Terry - responding to your email by the numbers (and thanks for the photo):

  1. These are the larvae and pupae of some flying insect. When they mature they will fly away.
  2. I personally don't worry about them when I find them - even in great numbers. The only thing you could do to get rid of them is to turn the compost, adding some nitrogen source. Personally, I like fresh juicy grass clippings, or alfalfa pellets (buy at the feed store 40# bag), and 25-0-0 will do as well if you dissolve in water first. Turning and adding additional nitrogen will cause the compost to heat up, and the larvae will die and decay, contributing their own nitrogen (proteins) to the compost. I suspect, based on what you are composting, that the pile is too wet. If so, add any kind of dry thing - autumn leaves are great, but really, have you had so many in the last months? Also really good is paper of all sorts - paper towels, napkins (nothing from the bathroom, please!), shredded office paper, junk mail, newspaper. Go easy on shiny colored ads - they add clay and heavy metals to the mix. Hand torn will do, but there's nothing like machine shredding to make the paper break down in a jiffy. Never have food waste as the bottom layer of a compost pile (in contact with the soil) nor as the top layer. ALWAYS cover food scraps with something - leaves, weeds, any kind of plant material. Exposed food is an invitation for flies to come and lay eggs.

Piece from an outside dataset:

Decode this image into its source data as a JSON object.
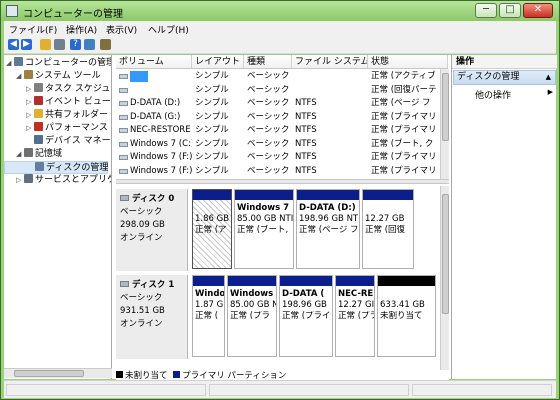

  3. Yes, it is OK to spread this compost with the larvae and pupae living or dead, since they will just mature and fly away unless the cold gets them first.
Having said all that, I don't much recommend working soil amendments into the garden at this time of year. Two exceptions would be lime and sulfur, which require a long time to change into forms that plant roots can recognize. Definitely not manure unless it is already well rotted. No point in applying nitrogen now, and letting the rains move it beneath the reach of plant roots next spring and summer.

On the bright side, the presence of these insects indicate that the fly who laid her eggs in your compost found just what she needed, and that indicates that you are on the right track for successful composting: a food source, moisture, warmth, and shelter.